My first attempt was to create pipes with redirected STDIN and STDOUT for the child process and use asynchronous ReadFileEx calls to read in Sender
's data. This isn't working correctly, and I've posted a separate thread about those specific problems.
My question is, how should I be doing this, in general architectural terms? I don't want Receiver
's main loop to block or poll, but should use some flavor of Wait function.
如果你对这篇内容有疑问,欢迎到本站社区发帖提问 参与讨论,获取更多帮助,或者扫码二维码加入 Web 技术交流群。
绑定邮箱获取回复消息
由于您还没有绑定你的真实邮箱,如果其他用户或者作者回复了您的评论,将不能在第一时间通知您!
发布评论
评论(1)
您有 2 个基本选项。您已经尝试过选项 1,即执行异步(又称非阻塞)IO 来从子进程读取/写入。选项 2 是在 Receiver 进程中创建一个单独的线程,用于阻止子进程的读取/写入。
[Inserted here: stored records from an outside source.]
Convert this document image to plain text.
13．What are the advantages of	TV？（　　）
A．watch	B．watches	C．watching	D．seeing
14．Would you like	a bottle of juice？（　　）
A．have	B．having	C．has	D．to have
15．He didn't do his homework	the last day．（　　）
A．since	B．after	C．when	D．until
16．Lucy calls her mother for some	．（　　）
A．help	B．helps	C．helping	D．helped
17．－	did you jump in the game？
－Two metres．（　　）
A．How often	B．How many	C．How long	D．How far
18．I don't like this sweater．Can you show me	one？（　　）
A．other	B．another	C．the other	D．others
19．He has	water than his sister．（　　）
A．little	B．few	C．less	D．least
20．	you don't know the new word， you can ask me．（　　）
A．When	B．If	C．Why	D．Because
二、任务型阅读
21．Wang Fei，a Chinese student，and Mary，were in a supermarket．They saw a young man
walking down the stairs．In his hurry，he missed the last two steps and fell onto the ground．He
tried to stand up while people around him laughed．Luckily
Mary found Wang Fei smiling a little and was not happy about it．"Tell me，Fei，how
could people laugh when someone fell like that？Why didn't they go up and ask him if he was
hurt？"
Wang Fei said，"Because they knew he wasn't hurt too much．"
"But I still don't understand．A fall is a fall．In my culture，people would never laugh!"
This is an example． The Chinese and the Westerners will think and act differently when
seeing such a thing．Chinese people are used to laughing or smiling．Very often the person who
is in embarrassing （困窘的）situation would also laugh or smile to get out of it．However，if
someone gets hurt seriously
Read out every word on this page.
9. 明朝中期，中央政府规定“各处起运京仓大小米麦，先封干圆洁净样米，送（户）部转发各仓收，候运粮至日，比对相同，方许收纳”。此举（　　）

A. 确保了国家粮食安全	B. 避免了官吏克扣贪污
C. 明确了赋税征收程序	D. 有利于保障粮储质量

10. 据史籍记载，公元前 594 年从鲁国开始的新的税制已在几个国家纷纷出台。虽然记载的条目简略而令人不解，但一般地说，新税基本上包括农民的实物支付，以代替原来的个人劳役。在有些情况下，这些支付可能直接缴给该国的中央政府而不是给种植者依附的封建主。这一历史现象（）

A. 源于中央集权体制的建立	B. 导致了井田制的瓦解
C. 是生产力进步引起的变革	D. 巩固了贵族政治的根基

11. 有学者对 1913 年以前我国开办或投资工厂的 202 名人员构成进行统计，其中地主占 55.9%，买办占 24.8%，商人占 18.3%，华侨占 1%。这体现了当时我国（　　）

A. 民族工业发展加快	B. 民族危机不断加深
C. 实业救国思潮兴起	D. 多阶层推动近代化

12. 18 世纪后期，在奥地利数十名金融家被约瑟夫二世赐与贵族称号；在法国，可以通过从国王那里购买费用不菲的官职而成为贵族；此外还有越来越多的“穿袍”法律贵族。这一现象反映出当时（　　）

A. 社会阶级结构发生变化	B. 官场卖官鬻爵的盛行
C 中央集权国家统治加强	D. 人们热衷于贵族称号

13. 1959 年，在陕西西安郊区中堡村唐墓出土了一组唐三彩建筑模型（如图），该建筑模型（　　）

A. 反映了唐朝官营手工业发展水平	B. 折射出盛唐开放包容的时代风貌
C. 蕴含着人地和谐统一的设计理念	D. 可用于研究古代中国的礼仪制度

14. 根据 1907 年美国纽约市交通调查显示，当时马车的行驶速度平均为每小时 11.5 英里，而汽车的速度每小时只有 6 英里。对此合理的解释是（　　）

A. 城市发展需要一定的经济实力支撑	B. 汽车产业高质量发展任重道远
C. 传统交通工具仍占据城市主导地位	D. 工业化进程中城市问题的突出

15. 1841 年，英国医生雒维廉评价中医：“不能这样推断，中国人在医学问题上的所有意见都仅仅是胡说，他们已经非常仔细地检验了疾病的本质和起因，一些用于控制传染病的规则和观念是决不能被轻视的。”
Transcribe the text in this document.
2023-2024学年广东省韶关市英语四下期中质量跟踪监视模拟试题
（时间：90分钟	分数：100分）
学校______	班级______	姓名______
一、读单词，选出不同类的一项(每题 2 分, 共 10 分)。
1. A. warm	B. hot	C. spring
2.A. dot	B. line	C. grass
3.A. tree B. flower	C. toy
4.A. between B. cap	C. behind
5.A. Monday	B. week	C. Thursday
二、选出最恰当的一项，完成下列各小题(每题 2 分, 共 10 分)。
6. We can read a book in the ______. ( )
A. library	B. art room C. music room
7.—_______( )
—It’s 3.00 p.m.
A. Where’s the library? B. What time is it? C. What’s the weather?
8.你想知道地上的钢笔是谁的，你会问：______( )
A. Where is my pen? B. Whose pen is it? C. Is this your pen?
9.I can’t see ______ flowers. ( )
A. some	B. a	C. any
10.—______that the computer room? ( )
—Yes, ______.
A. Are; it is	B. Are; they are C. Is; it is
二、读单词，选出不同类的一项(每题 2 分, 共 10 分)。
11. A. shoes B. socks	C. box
我推荐选项2,我发现它更容易。当然,你会遇到如何将数据从辅助线程获取到主线程的问题。为此,您需要使用锁,也许还需要使用信号量。然而,它应该比非阻塞 IO 少一些麻烦。
You have 2 basic options. Option 1 you've already tried, doing asynchronous (aka nonblocking) IO to read/write from the child process. Option 2 is to create a separate thread in the Receiver process that does blocking reads/writes from/to the child process.
I'd recommend option 2, I find it much easier. You then, of course, have the problem of how to get the data from the helper thread to the main thread. You'll need to use locks and maybe semaphores for that. It should be less of a hassle than nonblocking IO, however.